Agriculture Act 1920
- Parliament of the United Kingdom
- Long title: An Act to amend the Corn Production Act, 1917, and the Enactments relating to Agricultural Holdings.
- Citation: 10 & 11 Geo. 5. c. 76
- Territorial extent: England and Wales; Scotland;

Dates
- Royal assent: 23 December 1920
- Commencement: 1 January 1921
- Repealed: 23 July 1958

Other legislation
- Amends: See § Repealed enactments
- Repeals/revokes: See § Repealed enactments
- Amended by: Agriculture (Amendment) Act 1921; Agricultural Holdings (Scotland) Act 1923; Agricultural Wages (Regulation) Act 1924; Housing Act 1925; Housing (Scotland) Act 1925; Agricultural Holdings Act 1923;
- Repealed by: Statute Law Revision Act 1958

Status: Repealed

Text of statute as originally enacted

= Agriculture Act 1920 =

Act of the Parliament of the United Kingdom

The Agriculture Act 1920 (10 & 11 Geo. 5. c. 76) was an Act of Parliament (United Kingdom) of the Parliament of the United Kingdom passed in December 1920 by the Coalition Government.

It was designed to support price guarantees for agricultural products, and to maintain minimum wages for farm labourers. However, it proved ineffective; the guarantees were abandoned in July 1921, with the relevant parts of the act repealed, and the price of wheat crashed from 84s 7d a quarter to 44s 7d within one year – a drop of 48%.

The act had established wage committees to fix minimum agricultural pay; these, too, were soon abandoned. A replacement system of "conciliation committees" was set up to mediate between employers and labourers, but these had no legal powers, and the average weekly wage fell from 46s at the beginning of 1921 to 36s by the end of the year, and to 28s a week within eighteen months of the repeal.

The next attempt to fix agricultural wages would be Labour's Agricultural Wages (Regulation) Act 1924 14 & 15 Geo. 5. c. 37).

== Provisions ==
=== Repealed enactments ===
Section 29 of the act repealed so much of the Agricultural Holdings Act 1908 (8 Edw. 7. c. 28) as specified in the first schedule to the act.

Section 36(3) of the act repealed 8 enactments, listed in the second schedule to the act.

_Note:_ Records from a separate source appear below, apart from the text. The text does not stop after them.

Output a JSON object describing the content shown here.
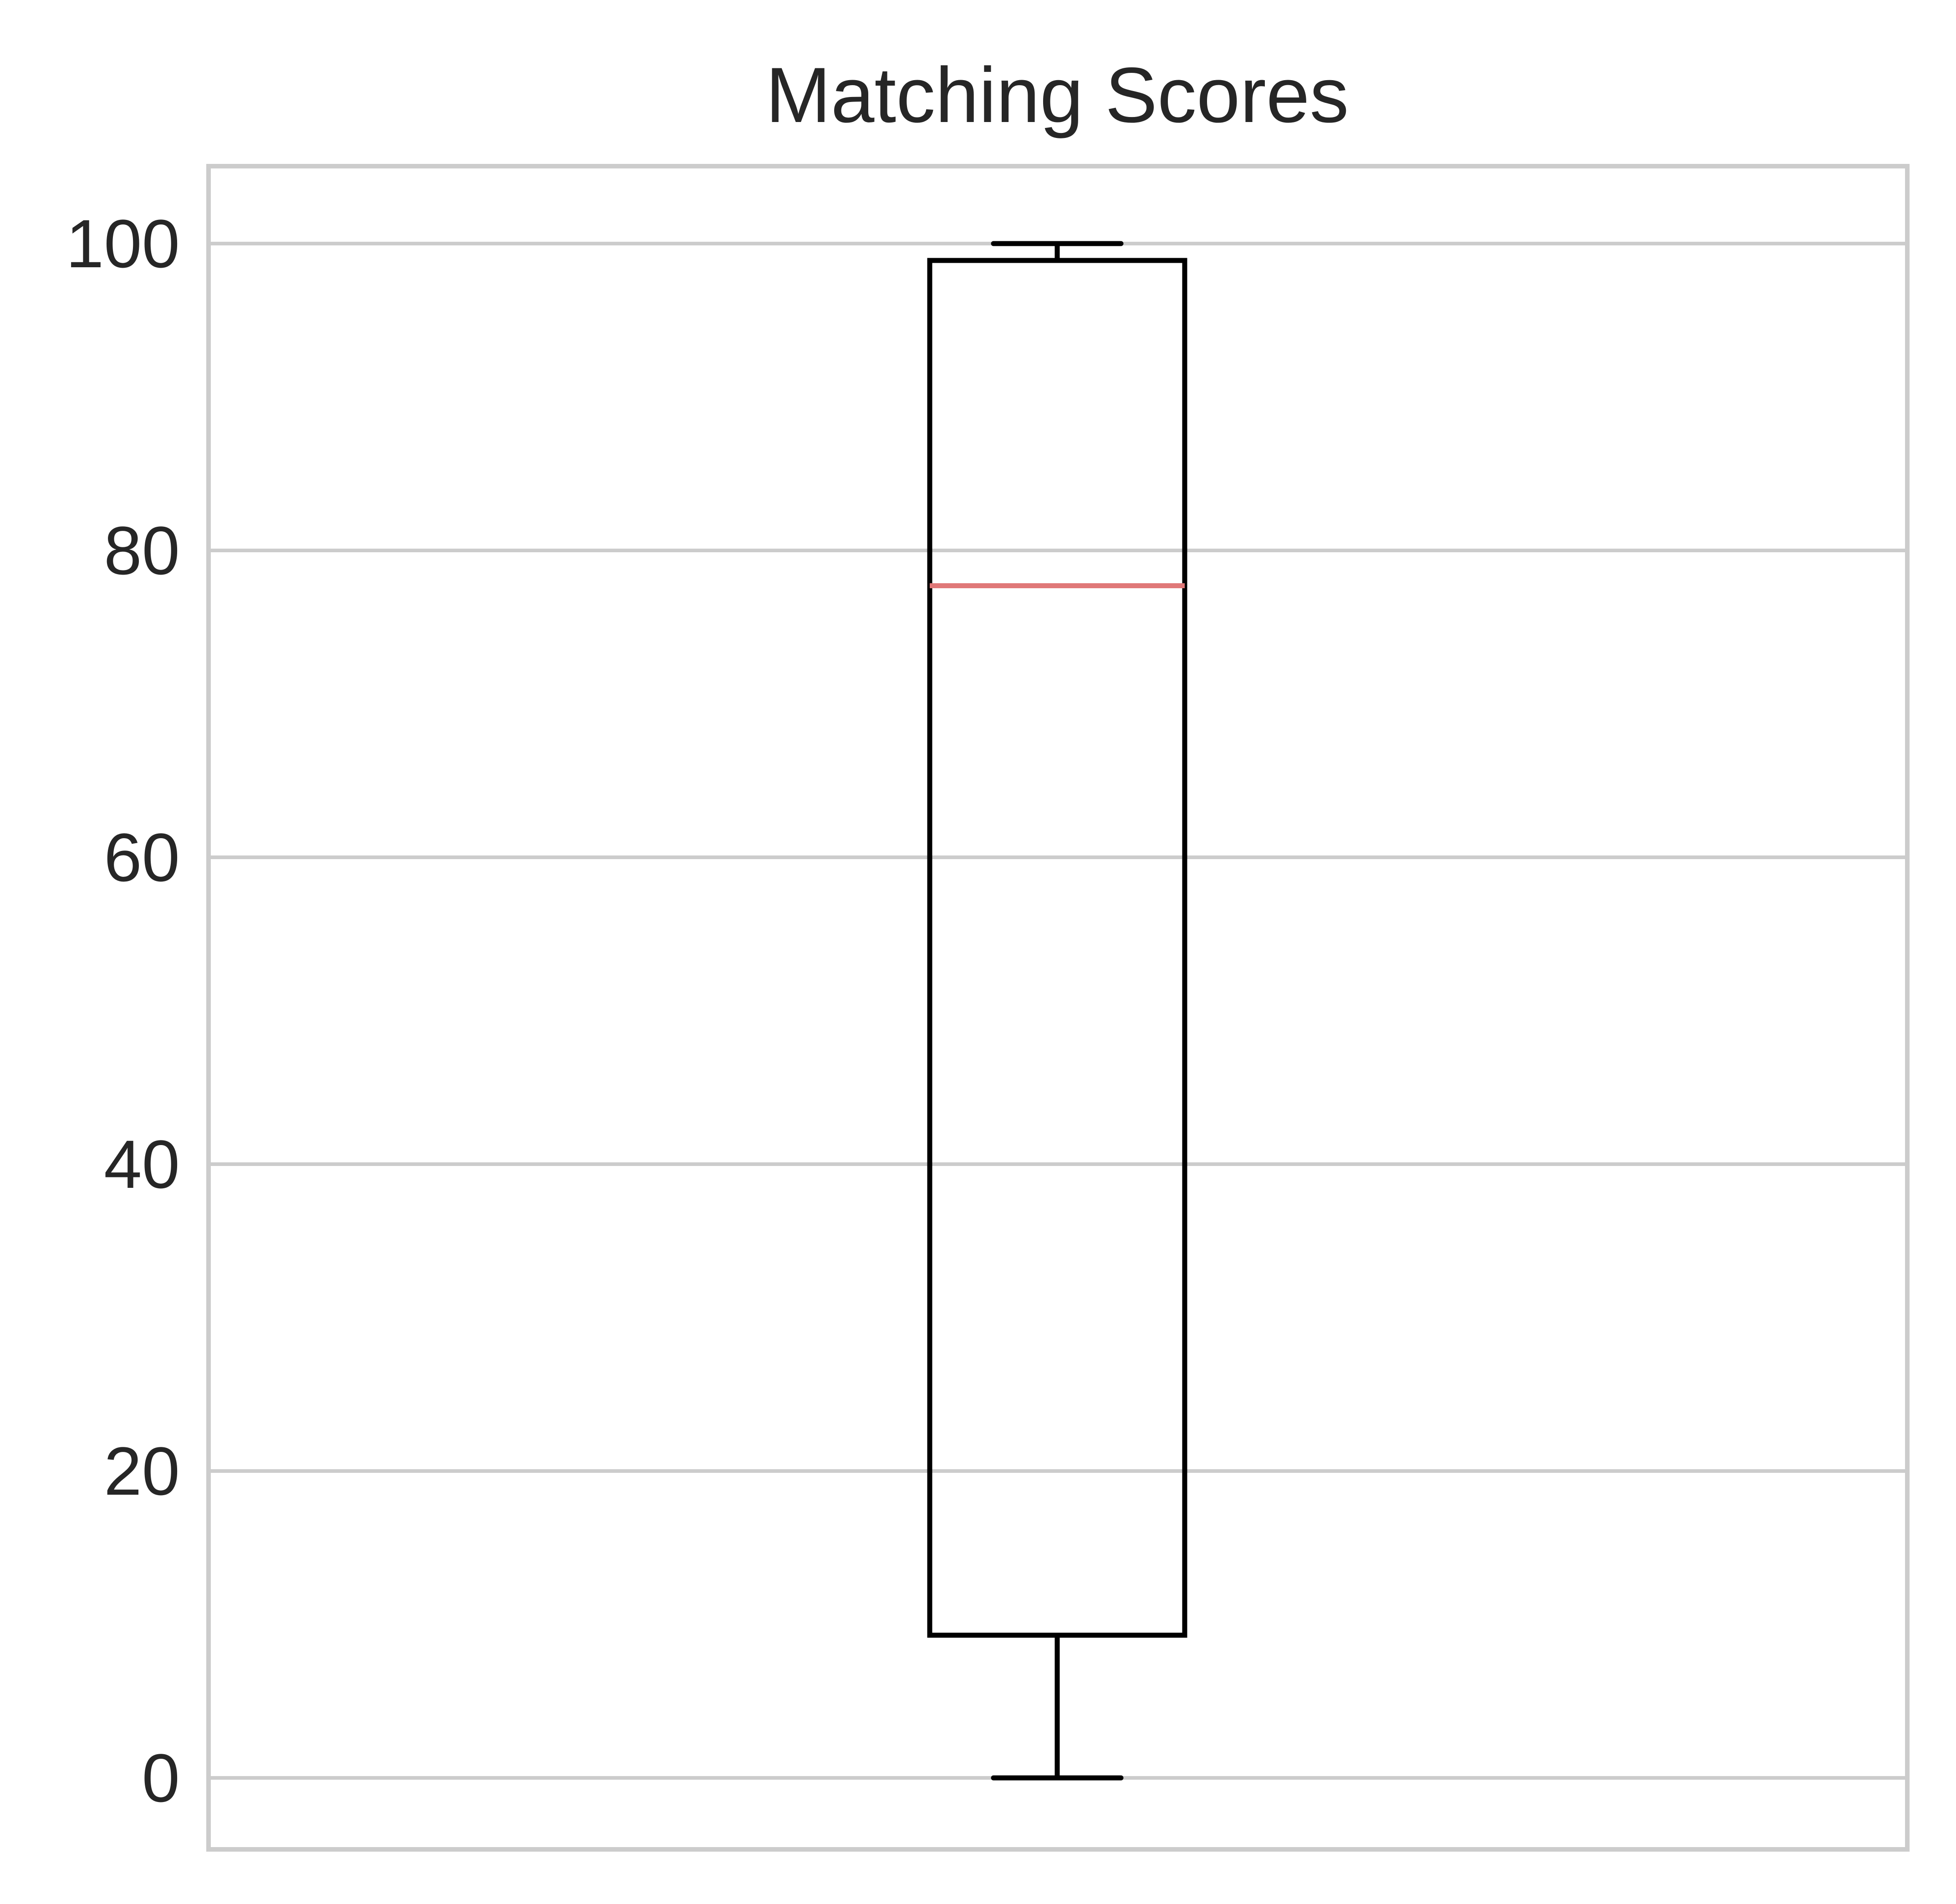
{
  "chart_data": {
    "type": "box",
    "title": "Matching Scores",
    "xlabel": "",
    "ylabel": "",
    "ylim": [
      -5,
      105
    ],
    "yticks": [
      0,
      20,
      40,
      60,
      80,
      100
    ],
    "ytick_labels": [
      "0",
      "20",
      "40",
      "60",
      "80",
      "100"
    ],
    "grid": "horizontal",
    "series": [
      {
        "name": "Matching Scores",
        "whisker_low": 0,
        "q1": 9.3,
        "median": 77.7,
        "q3": 98.9,
        "whisker_high": 100
      }
    ],
    "colors": {
      "box": "#000000",
      "median": "#e07878",
      "grid": "#cccccc",
      "frame": "#cccccc",
      "text": "#262626"
    }
  }
}
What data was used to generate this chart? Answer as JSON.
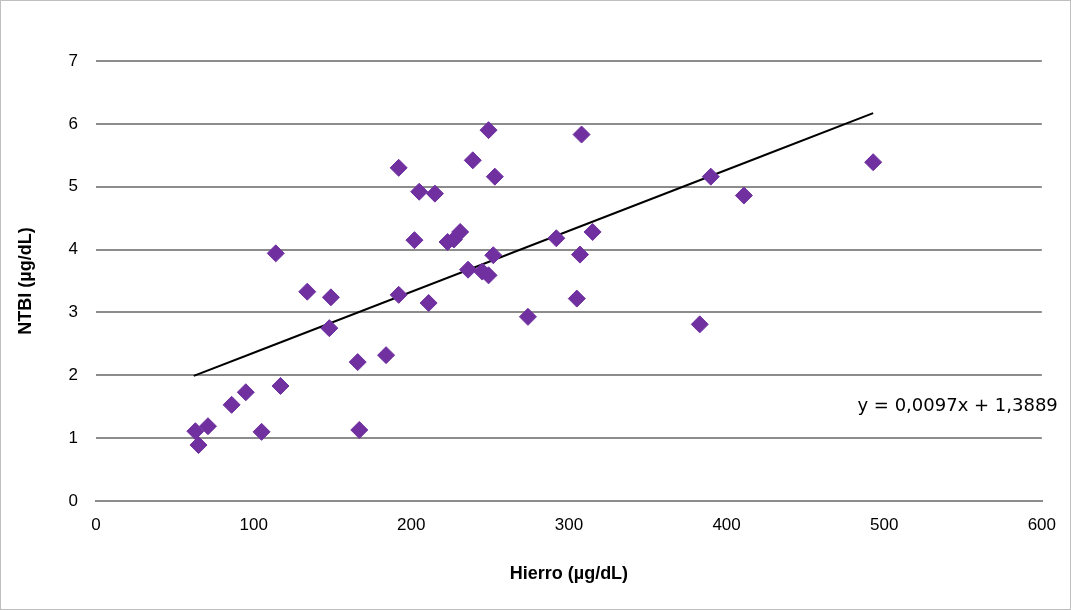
{
  "chart_data": {
    "type": "scatter",
    "xlabel": "Hierro (µg/dL)",
    "ylabel": "NTBI (µg/dL)",
    "xlim": [
      0,
      600
    ],
    "xticks": [
      0,
      100,
      200,
      300,
      400,
      500,
      600
    ],
    "ylim": [
      0,
      7
    ],
    "yticks": [
      0,
      1,
      2,
      3,
      4,
      5,
      6,
      7
    ],
    "grid": "y",
    "legend": false,
    "marker": "diamond",
    "annotations": [
      "y = 0,0097x + 1,3889"
    ],
    "series": [
      {
        "color": "#7030a0",
        "x": [
          63,
          65,
          71,
          86,
          95,
          105,
          114,
          117,
          134,
          149,
          148,
          166,
          167,
          184,
          192,
          192,
          202,
          205,
          211,
          215,
          223,
          227,
          231,
          236,
          239,
          245,
          249,
          249,
          252,
          253,
          274,
          292,
          305,
          307,
          308,
          315,
          390,
          383,
          411,
          493
        ],
        "values": [
          1.11,
          0.89,
          1.19,
          1.53,
          1.73,
          1.1,
          3.94,
          1.83,
          3.33,
          3.24,
          2.75,
          2.21,
          1.13,
          2.32,
          5.3,
          3.28,
          4.15,
          4.92,
          3.15,
          4.89,
          4.12,
          4.16,
          4.28,
          3.68,
          5.42,
          3.65,
          3.59,
          5.9,
          3.91,
          5.16,
          2.93,
          4.18,
          3.22,
          3.92,
          5.83,
          4.28,
          5.16,
          2.81,
          4.86,
          5.39
        ]
      },
      {
        "type": "line",
        "color": "#000000",
        "x": [
          62,
          493
        ],
        "values": [
          1.99,
          6.17
        ],
        "marker": "none"
      }
    ]
  }
}
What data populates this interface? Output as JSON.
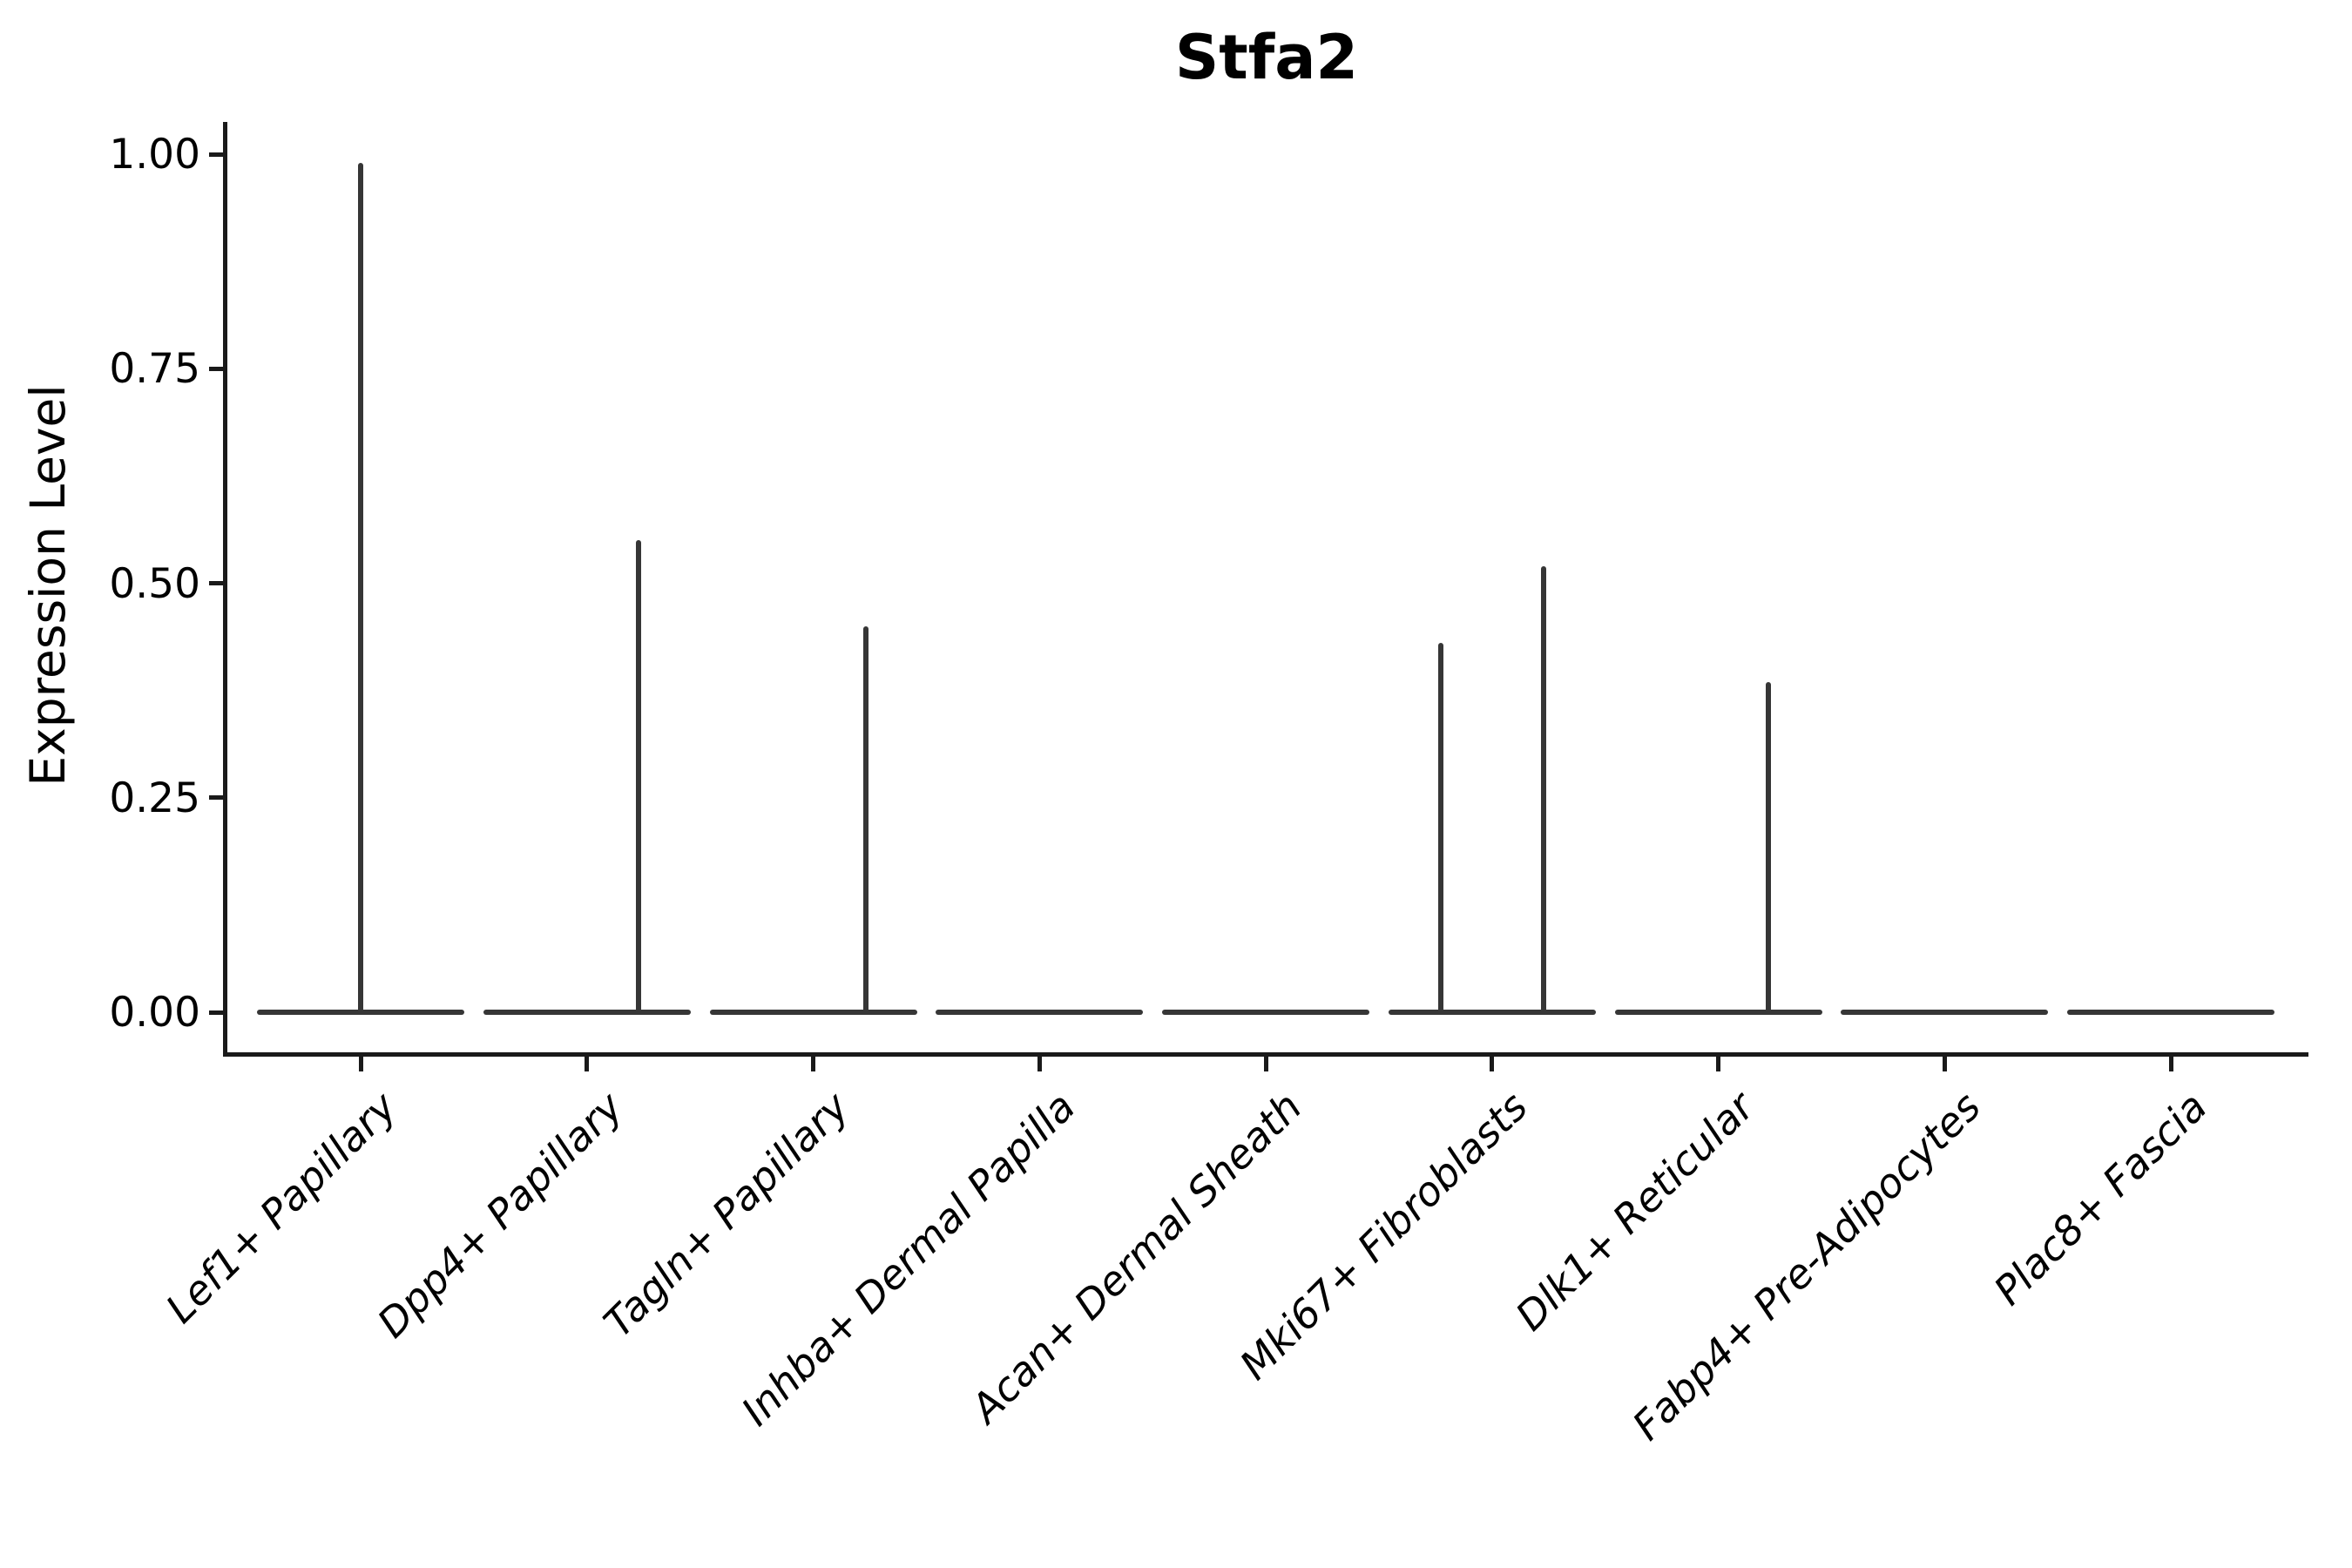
{
  "chart_data": {
    "type": "violin",
    "title": "Stfa2",
    "ylabel": "Expression Level",
    "ylim": [
      0,
      1
    ],
    "yticks": [
      "0.00",
      "0.25",
      "0.50",
      "0.75",
      "1.00"
    ],
    "ytick_values": [
      0,
      0.25,
      0.5,
      0.75,
      1.0
    ],
    "grid": false,
    "legend": "none",
    "categories": [
      "Lef1+ Papillary",
      "Dpp4+ Papillary",
      "Tagln+ Papillary",
      "Inhba+ Dermal Papilla",
      "Acan+ Dermal Sheath",
      "Mki67+ Fibroblasts",
      "Dlk1+ Reticular",
      "Fabp4+ Pre-Adipocytes",
      "Plac8+ Fascia"
    ],
    "violins": [
      {
        "label": "Lef1+ Papillary",
        "bulk_at": 0,
        "spikes": [
          {
            "offset_frac": 0.0,
            "value": 0.99
          }
        ]
      },
      {
        "label": "Dpp4+ Papillary",
        "bulk_at": 0,
        "spikes": [
          {
            "offset_frac": 0.227,
            "value": 0.55
          }
        ]
      },
      {
        "label": "Tagln+ Papillary",
        "bulk_at": 0,
        "spikes": [
          {
            "offset_frac": 0.231,
            "value": 0.45
          }
        ]
      },
      {
        "label": "Inhba+ Dermal Papilla",
        "bulk_at": 0,
        "spikes": []
      },
      {
        "label": "Acan+ Dermal Sheath",
        "bulk_at": 0,
        "spikes": []
      },
      {
        "label": "Mki67+ Fibroblasts",
        "bulk_at": 0,
        "spikes": [
          {
            "offset_frac": -0.227,
            "value": 0.43
          },
          {
            "offset_frac": 0.227,
            "value": 0.52
          }
        ]
      },
      {
        "label": "Dlk1+ Reticular",
        "bulk_at": 0,
        "spikes": [
          {
            "offset_frac": 0.223,
            "value": 0.385
          }
        ]
      },
      {
        "label": "Fabp4+ Pre-Adipocytes",
        "bulk_at": 0,
        "spikes": []
      },
      {
        "label": "Plac8+ Fascia",
        "bulk_at": 0,
        "spikes": []
      }
    ],
    "colors": {
      "violin_stroke": "#363636",
      "axis": "#1a1a1a",
      "text": "#000000",
      "background": "#ffffff"
    }
  }
}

| Citation | Short title | Description | Extent of Repeal |
|---|---|---|---|
| 14 & 15 Vict. c. 25 | Landlord and Tenant Act 1851 | The Landlord and Tenant Act, 1851 | In section one, the words from “Provided always,” to the end of the section. |
| 8 Edw. 7 c. 28 | Agricultural Holdings Act 1908 | The Agricultural Holdings Act, 1908 | Subsections (2) and (3) of section six; section eleven; subsection (2) of section thirteen; section twenty-two; in paragraph (iii) of section twenty-three the words “for labourers”; section twenty-seven; in subsection (1) of section forty the words “the powers by this Act conferred on a landlord (other than that of entering on a holding for the purpose of viewing the state of the holding)”; in subsection (2) of section forty the words “the powers by this Act conferred on a landlord (other than as aforesaid).” |
| 8 Edw. 7 c. 64 | Agricultural Holdings (Scotland) Act 1908 | The Agricultural Holdings (Scotland) Act, 1908 | Subsections (2) and (3) of section six; section ten; subsection (2) of section eleven; section twenty-four; in section twenty-eight the words “the powers by this Act conferred on a landlord (other than that of entering on a holding for the purpose of viewing the state of the holding).” |
| 10 Edw. 7 & 1 Geo. 5 c. 34 | Small Holdings Act 1910 | The Small Holdings Act, 1910 | The whole act. |
| 4 & 5 Geo. 5 c. 7 | Agricultural Holdings Act 1914 | The Agricultural Holdings Act, 1914 | The whole act. |
| 6 & 7 Geo. 5 c. 38 | Small Holding Colonies Act 1916 | The Small Holding Colonies Act, 1916 | Subsection (2) of section one. |
| 7 & 8 Geo. 5 c. 46 | Corn Production Act 1917 | The Corn Production Act, 1917 | Subsection (1) of section two and section nine; subsection (2) of section nineteen. |
| 8 & 9 Geo. 5 c. 36 | Corn Production (Amendment) Act 1918 | The Corn Production (Amendment) Act, 1918 | The whole act. |

== Subsequent developments ==
The whole act was repealed by section 1 of, and the first schedule to, the Statute Law Revision Act 1958 (6 & 7 Eliz. 2. c. 46), which came into force on 23 July 1958.